God I hate doing this sometimes. I hate feeling like I'm no good at what I do. What is it with me that I can't get any roles in hour-long dramas? I feel like I'm embarrassing myself when I go in for these things because nobody wants me. This makes me 0-for-3 this pilot season on hour-long shows, and they've been the only shows that I have really wanted.

I feel stupid that I actually got my hopes up about this show. Somehow I thought I could fool them into hiring me. I couldn't even make it to the test. The same people that I tricked on Friday came to their senses today. Why did there have to be a work session? That makes me so mad. If I could have just sneaked into the test and turned in 90 more seconds of fake ability to act, I might have gotten this show. Instead they had to haul me in and run the scene a few times, and slowly whatever about me that seems to suck so bad shined right through.

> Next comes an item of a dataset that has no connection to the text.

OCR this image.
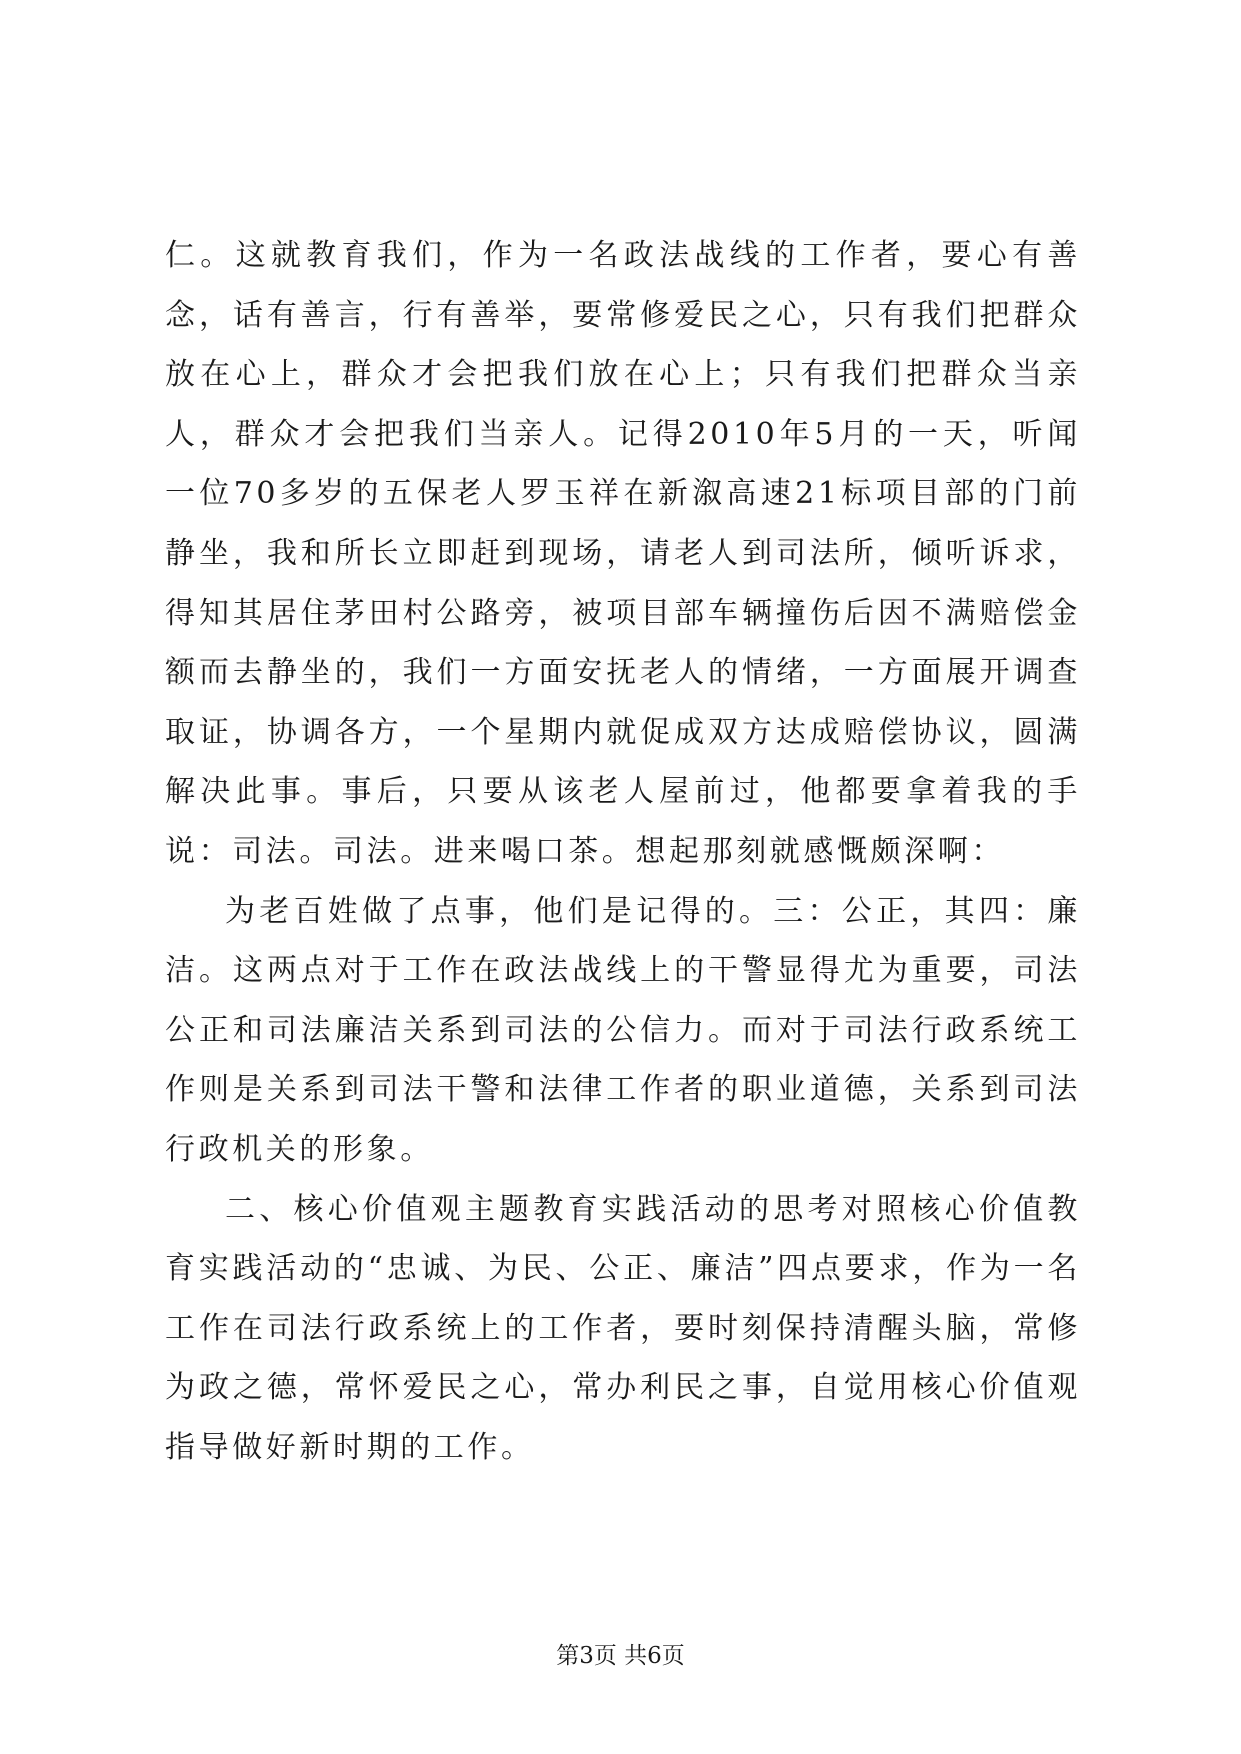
仁。这就教育我们，作为一名政法战线的工作者，要心有善念，话有善言，行有善举，要常修爱民之心，只有我们把群众放在心上，群众才会把我们放在心上；只有我们把群众当亲人，群众才会把我们当亲人。记得2010年5月的一天，听闻一位70多岁的五保老人罗玉祥在新溆高速21标项目部的门前静坐，我和所长立即赶到现场，请老人到司法所，倾听诉求，得知其居住茅田村公路旁，被项目部车辆撞伤后因不满赔偿金额而去静坐的，我们一方面安抚老人的情绪，一方面展开调查取证，协调各方，一个星期内就促成双方达成赔偿协议，圆满解决此事。事后，只要从该老人屋前过，他都要拿着我的手说：司法。司法。进来喝口茶。想起那刻就感慨颇深啊：

为老百姓做了点事，他们是记得的。三：公正，其四：廉洁。这两点对于工作在政法战线上的干警显得尤为重要，司法公正和司法廉洁关系到司法的公信力。而对于司法行政系统工作则是关系到司法干警和法律工作者的职业道德，关系到司法行政机关的形象。

二、核心价值观主题教育实践活动的思考对照核心价值教育实践活动的“忠诚、为民、公正、廉洁”四点要求，作为一名工作在司法行政系统上的工作者，要时刻保持清醒头脑，常修为政之德，常怀爱民之心，常办利民之事，自觉用核心价值观指导做好新时期的工作。

第3页 共6页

The two women, Elizabeth and Andrea, were both very good. There were two other guys partaking in the work session as well. Each of us read with each of them. I went last, but I don't know if that hurt or helped. I thought it was actually going pretty well. I liked doing the scenes with both of the actresses. I got one note near the end, that I should try to play up the chemistry between the two of us. Of course, that was the whole point of the work session, the search for chemistry. When I finished that scene, the helpful gentleman thanked me for coming in and told me it was nice to meet me. But I'll tell you, no matter how "nice" it was to meet me, it was obvious at that moment that my association with this show was over.

No hour-long show. No move to New York City. No cute little crime stories. I guess expanding my abilities beyond sitcoms just is not going to happen.


March 1, 2000 -- Feedback

So, maybe I was feeling especially down on Monday when I didn't get the show, and maybe I exaggerated my dilemma a bit, and maybe I wasn't all that sucky after all. This is what we heard from the casting director...

With a little clearer vision in hindsight, I knew I had done pretty well that day. I liked the piece and I was well-prepared and I think that shone through. It was just especially disappointing news to hear that Monday morning for some reason. But, rest assured, I am not giving up the fight any time soon.